“DARI MANA SAJA KAU?” Kata Susi membentak Ron sambil tolak pinggang di ambang pintu.
Ron yang baru saja menginjak teras, menunduk, terus menggosokkan dasar sandalnya di atas alas kaki.
“Kau tuli? Heh! Dua hari pergi dari rumah! Dari mana saja kau?”
Tanpa menjawab, Ron lewat saja di samping Susi.
“Ron! Berani-beraninya kau tak jawab pertanyaan saya! Heh!” Susi menyusul di belakang Ron yang terus menuju dapur.
Ron tetap bisu. Rahangnya keras, ia baru saja berkendara lebih dari 6 jam dari Kota Kanding, sebadan-badan rasanya habis diinjak raksasa, dan sampai rumah malah disambut mulut berbisa Susi, tentu saja semua darahnya naik ke otak dan memanas di sana. Amarah Ron sudah ada di ujung tenggorokan, tapi ia berusaha menghindari istrinya, ia terus berjalan ke tali jemuran dan meraih handuk yang tergantung. Susi pun terus mengekorinya.
“Heh! Ron! Kau mulai kurang ajar sama saya!”
Dengan handuk tergantung di lehernya, Ron menuju kamar mandi, masuk ke dalam, dan mengunci pintu. Susi terhenti di depan pintu.
BUG! BUG! BUG! Wanita itu memukul pintu kayu dengan telapak tangannya. “Ron! Ron!” BUG! BUG! BUG! “Buka! Bicara!”

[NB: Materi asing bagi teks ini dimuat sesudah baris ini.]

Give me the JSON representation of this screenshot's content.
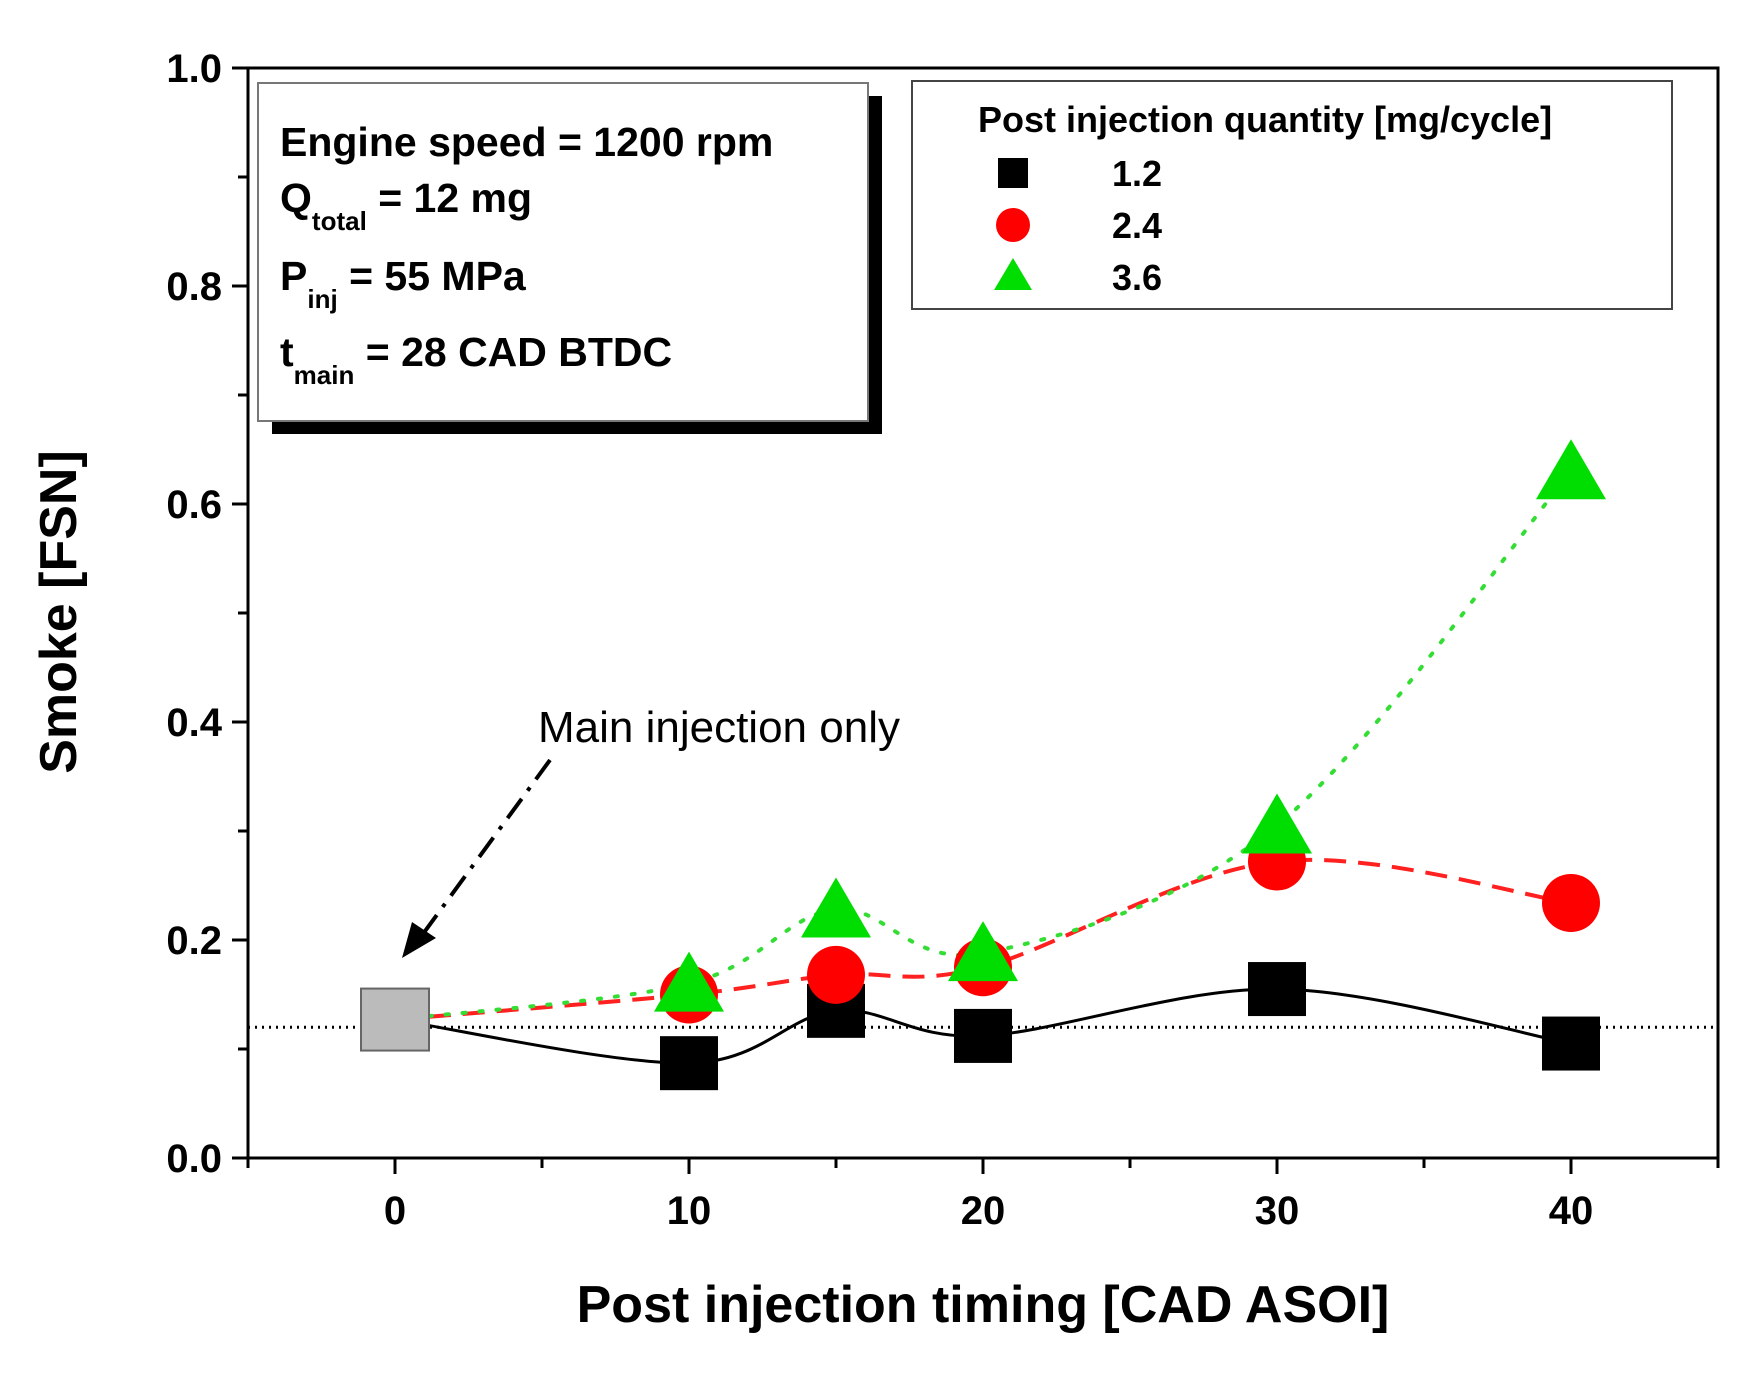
{
  "chart_data": {
    "type": "scatter",
    "xlabel": "Post injection timing [CAD ASOI]",
    "ylabel": "Smoke [FSN]",
    "xlim": [
      -5,
      45
    ],
    "ylim": [
      0.0,
      1.0
    ],
    "x_ticks": [
      "0",
      "10",
      "20",
      "30",
      "40"
    ],
    "y_ticks": [
      "0.0",
      "0.2",
      "0.4",
      "0.6",
      "0.8",
      "1.0"
    ],
    "legend": {
      "title": "Post injection quantity [mg/cycle]",
      "position": "top-right"
    },
    "series": [
      {
        "name": "1.2",
        "marker": "square",
        "color": "#000000",
        "line_style": "solid",
        "x": [
          10,
          15,
          20,
          30,
          40
        ],
        "y": [
          0.087,
          0.135,
          0.112,
          0.155,
          0.105
        ]
      },
      {
        "name": "2.4",
        "marker": "circle",
        "color": "#ff0000",
        "line_style": "dashed",
        "x": [
          10,
          15,
          20,
          30,
          40
        ],
        "y": [
          0.15,
          0.168,
          0.175,
          0.272,
          0.234
        ]
      },
      {
        "name": "3.6",
        "marker": "triangle",
        "color": "#00dd00",
        "line_style": "dotted",
        "x": [
          10,
          15,
          20,
          30,
          40
        ],
        "y": [
          0.16,
          0.228,
          0.188,
          0.305,
          0.63
        ]
      }
    ],
    "baseline": {
      "x": 0,
      "y": 0.127,
      "color": "#bbbbbb",
      "reference_line_y": 0.12
    },
    "conditions": {
      "line1": "Engine speed = 1200 rpm",
      "line2_main": "Q",
      "line2_sub": "total",
      "line2_rest": " = 12 mg",
      "line3_main": "P",
      "line3_sub": "inj",
      "line3_rest": " = 55 MPa",
      "line4_main": "t",
      "line4_sub": "main",
      "line4_rest": " = 28 CAD BTDC"
    },
    "annotation": "Main injection only"
  }
}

Dengan cepat Ron melepaskan pakaiannya dan langsung mengguyur tubuhnya dengan air dingin yang rasanya adalah obat mujarab untuk mencabut daki-daki dari tubuhnya.
BUG! BUG! BUG! “Kau keterlaluan, Ron! Bangsat! Kau Bangsat!” Suara Susi di balik pintu kamar mandi semakin lama semakin melengking tinggi.
Ron pura-pura gila saja, ia membiarkan istrinya memukul pintu sambil berteriak seperti orang tercekik.
BUG! BUG! BUG! “Babi kau, Ron! Buka! Buka!”